Ale kłopot bogactwa jest na przyjęciu zagrywki, gdzie o miejsce walczą: Aleksander Śliwka, Kamil Semeniuk, Tomasz Fornal, Bartosz Kwolek i Bartosz Bednorz. Kogo odrzuci selekcjoner? Może się okazać, że zabierze do Włoch całą piątkę, a wtedy ze składu wypadnie Mateusz Poręba, który niedawno debiutował w kadrze. Być może odpadnie jednak jeden ze skrzydłowych, dziś o wyjazd do Włoch walczyć muszą Bartosz Kwolek, Bartosz Bednorz i Tomasz Fornal.
Ten ostatni jest najbliżej składu z całej trójki, zwłaszcza po udanym meczu z Iranem oraz kapitalnym wejściu z Chinami. Bednorz wrócił dopiero po kontuzji, na razie jeszcze nie jest w najlepszej formie, ale ta na pewno będzie rosła. Kwolek w Gdańsku siedzi w rezerwie, musi więc czekać na to, co zaprezentują partnerzy. W Ottawie i Sofii grał bardzo dobrze, ale to może nie wystarczyć, by wskoczyć do składu.

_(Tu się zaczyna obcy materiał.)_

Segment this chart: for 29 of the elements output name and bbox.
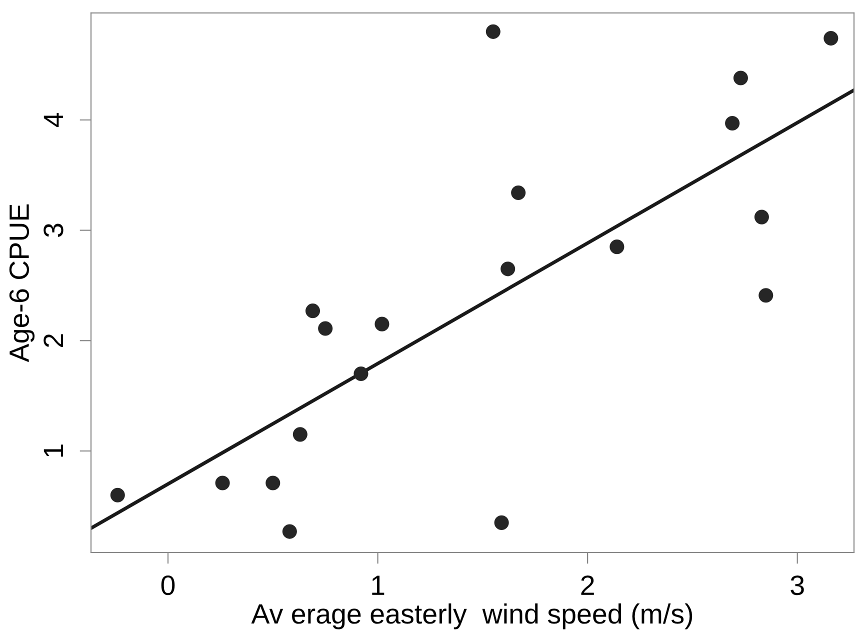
point xyxy=(318,321,333,336)
point xyxy=(215,476,230,490)
point xyxy=(733,70,748,86)
y-tick-label: 2 xyxy=(44,334,64,347)
y-axis-title: Age-6 CPUE xyxy=(9,204,35,362)
point xyxy=(500,262,516,276)
x-tick-label: 0 xyxy=(161,575,175,596)
x-axis-title: Av erage easterly wind speed (m/s) xyxy=(251,603,692,630)
point xyxy=(282,524,297,539)
point xyxy=(266,476,280,490)
point xyxy=(292,427,308,442)
x-tick-label: 3 xyxy=(790,575,804,596)
y-tick-label: 3 xyxy=(44,224,64,237)
x-tick-label: 1 xyxy=(372,576,384,595)
point xyxy=(824,30,838,46)
y-tick-label: 1 xyxy=(44,444,64,457)
point xyxy=(110,488,125,502)
point xyxy=(610,240,624,254)
point xyxy=(494,515,509,530)
y-tick-label: 4 xyxy=(44,113,64,128)
point xyxy=(758,288,774,303)
point xyxy=(354,366,368,382)
point xyxy=(486,24,500,39)
point xyxy=(725,116,740,131)
x-tick-label: 2 xyxy=(581,575,594,595)
point xyxy=(374,316,390,332)
point xyxy=(511,185,526,200)
point xyxy=(754,210,769,224)
point xyxy=(305,304,320,318)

Nikola Grbić, wybierając czternastkę na finały Ligi Narodów, dokona selekcji też pod kątem mistrzostw świata. Jeśli dziś odrzuci jednego środkowego, to ryzykuje, że zostanie z trzema aż do mundialu. A co, jeśli ktoś złapie uraz? Czwarty będzie potrzebny. Z drugiej strony rywalizacja wśród skrzydłowych jest znakomita, napędza rozwój drużyny, a każdy może się przydać za tydzień, dwa albo nawet za miesiąc.
Nikola Grbić 14-osobowy skład na finały w Bolonii musi wybrać w drugiej połowie przyszłego tygodnia, a decyzję podejmie jak najpóźniej. Odrzuceni przed turniejem zawodnicy będą trenować w Spale i szykować się na mundial, bo selekcja na pewno się jeszcze nie skończyła. A jeśli wróci Wilfredo Leon, co wciąż jest możliwe, nabierze jeszcze większych rumieńców. Co wymyśli nasz selekcjoner?